OBJECTIVELY INCORRECT WITHOUT ADVERTISING
Looked behind the facade
  • Nine domestic and foreign fast food chains put to the test
  • Popular with young and old, but heavily criticized
  • First signs of improvement

Fast food has not just been around since McDonald’s. Having quickly prepared or ready-to-eat meals served at the Budel and eating them almost as quickly - this is how our grandfathers satisfied their hunger. Only back then it was called “fast food”.

Many things fall under the term fast food

And of course it is not just hamburgers or meat bars that are suitable as fast food. It can also be sausages, french fries, sandwiches, pizza slices or a schnitzel, which are brought to the man or woman at a wide variety of sales locations.

Popular and criticized

All of these dishes have two things in common: they are very popular with the population, and they are viewed very critically by nutritionists, but also by parents (as long as their children are concerned), because they usually contain too much fat and salt and contain too few nutrients.

A way of life for young people

There is, however, a difference between fast food, which has triumphed around the world in the past 20 years, and the conventional stand-up snack. With the advent of American fast food chains, the filling function of food is no longer the main motivation for going to a pub. Fast food is an integral part of their lifestyle, especially for young people. As the youth researcher Jürgen Raithel notes in a recently published finding: Eating without cutlery and crockery, largely dispensing with table manners and etiquette offers the opportunity to demarcate yourself from the adult world.

Massive criticism

On the other hand, fast food chains are also subject to vehement criticism. Many see it as the decline of the food culture or ruinous competition for local gastronomy - allegations that can hardly be substantiated. But there is also solid criticism that can come up with facts and figures. It is aimed primarily at the market leader: "They say McDonald’s, but actually mean the entire fast food industry" (Klaus Werner, co-author of "Schwarzbuch Markenf Firmen"). That is only apparently unfair, because the meat label company from Illinois has really done everything to make its logo (the "Golden Arches") one of the most famous on the globe. And it also makes sense: because when the market leader reacts to public displeasure, its competitors also come under pressure; sooner or later they have to follow suit.
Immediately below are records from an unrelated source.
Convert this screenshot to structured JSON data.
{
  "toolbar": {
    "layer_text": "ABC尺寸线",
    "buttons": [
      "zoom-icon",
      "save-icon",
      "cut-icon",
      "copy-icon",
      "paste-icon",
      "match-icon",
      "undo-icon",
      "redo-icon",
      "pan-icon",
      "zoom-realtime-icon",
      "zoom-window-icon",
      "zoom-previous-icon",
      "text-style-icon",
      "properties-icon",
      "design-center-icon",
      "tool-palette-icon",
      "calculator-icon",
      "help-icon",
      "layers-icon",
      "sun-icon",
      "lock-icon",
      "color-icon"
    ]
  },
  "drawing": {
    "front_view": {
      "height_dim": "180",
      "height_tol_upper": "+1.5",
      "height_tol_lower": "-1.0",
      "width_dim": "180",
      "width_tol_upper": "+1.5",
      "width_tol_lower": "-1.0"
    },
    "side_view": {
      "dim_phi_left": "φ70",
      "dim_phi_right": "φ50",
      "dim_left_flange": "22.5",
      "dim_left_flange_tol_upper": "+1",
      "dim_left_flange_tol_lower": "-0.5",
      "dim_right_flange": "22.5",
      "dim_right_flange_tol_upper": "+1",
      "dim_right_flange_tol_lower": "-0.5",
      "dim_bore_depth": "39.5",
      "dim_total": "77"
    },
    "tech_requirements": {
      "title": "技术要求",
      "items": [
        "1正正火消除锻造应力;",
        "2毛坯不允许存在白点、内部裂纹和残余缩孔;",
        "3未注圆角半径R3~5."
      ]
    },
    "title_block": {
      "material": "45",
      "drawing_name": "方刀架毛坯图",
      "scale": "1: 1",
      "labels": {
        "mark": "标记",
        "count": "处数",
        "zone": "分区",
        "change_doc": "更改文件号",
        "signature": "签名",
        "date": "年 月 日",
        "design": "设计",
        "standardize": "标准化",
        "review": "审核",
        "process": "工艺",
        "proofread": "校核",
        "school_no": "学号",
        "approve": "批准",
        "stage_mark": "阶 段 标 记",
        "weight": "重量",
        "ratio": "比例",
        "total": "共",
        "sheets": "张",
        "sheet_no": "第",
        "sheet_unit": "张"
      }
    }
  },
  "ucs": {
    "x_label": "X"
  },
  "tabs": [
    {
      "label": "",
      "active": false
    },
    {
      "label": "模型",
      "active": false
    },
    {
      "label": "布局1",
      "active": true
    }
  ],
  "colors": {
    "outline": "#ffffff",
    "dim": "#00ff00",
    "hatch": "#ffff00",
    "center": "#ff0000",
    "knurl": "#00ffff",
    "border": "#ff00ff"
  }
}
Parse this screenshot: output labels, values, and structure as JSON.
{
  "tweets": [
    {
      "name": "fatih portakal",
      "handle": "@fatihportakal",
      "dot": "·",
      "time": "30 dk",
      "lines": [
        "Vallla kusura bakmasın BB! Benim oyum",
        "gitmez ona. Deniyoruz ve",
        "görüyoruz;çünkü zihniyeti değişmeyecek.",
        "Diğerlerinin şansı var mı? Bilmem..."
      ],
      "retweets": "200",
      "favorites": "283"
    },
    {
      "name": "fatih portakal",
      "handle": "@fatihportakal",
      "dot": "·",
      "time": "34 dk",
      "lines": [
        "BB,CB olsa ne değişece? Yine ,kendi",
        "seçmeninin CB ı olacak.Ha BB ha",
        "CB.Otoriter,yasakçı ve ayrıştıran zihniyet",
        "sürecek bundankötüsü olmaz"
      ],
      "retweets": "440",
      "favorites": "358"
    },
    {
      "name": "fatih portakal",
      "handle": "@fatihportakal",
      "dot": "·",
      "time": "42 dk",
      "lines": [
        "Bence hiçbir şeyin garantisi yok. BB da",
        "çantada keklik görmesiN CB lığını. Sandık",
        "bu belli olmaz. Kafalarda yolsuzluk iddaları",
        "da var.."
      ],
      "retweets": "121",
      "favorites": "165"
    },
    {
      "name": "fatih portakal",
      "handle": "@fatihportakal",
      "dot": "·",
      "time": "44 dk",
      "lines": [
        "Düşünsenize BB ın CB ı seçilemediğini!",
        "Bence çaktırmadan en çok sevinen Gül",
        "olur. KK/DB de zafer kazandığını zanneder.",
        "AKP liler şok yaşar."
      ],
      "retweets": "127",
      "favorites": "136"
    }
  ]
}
Libel lawsuits against critics

In the past, McDonald’s regularly used defamation suits against its critics. The most spectacular case concerned two activists from a London protest organization, who in a flyer accused McDonald's of pretty much anything imaginable in terms of social or ecological wrongdoing: deforestation of the rainforest, poverty in the Third World, cruelty to animals, waste production, harmful health, poor working conditions and Abusive Advertising. Most of the time, such complaints end with a settlement, quite simply because the critics cannot afford costly litigation. The two persisted, however, and after a long trial, the affair ended in 1999 with an only partial conviction: only allegations of food poisoning, cancer and world poverty were qualified as unproven.

McSpotlight

McDonald’s declared itself the winner, but not only the British daily “Guardian” said: “Since Pyrrhus, no winner has looked so old”. Indeed, the process has given the critics a level of publicity that they would otherwise never have been able to achieve. The controversial leaflet and the entire trial protocol were distributed all over the world via the Internet, and the website www.mcspotlight.org is said to have been clicked 65 million times (up to the year 2000 alone).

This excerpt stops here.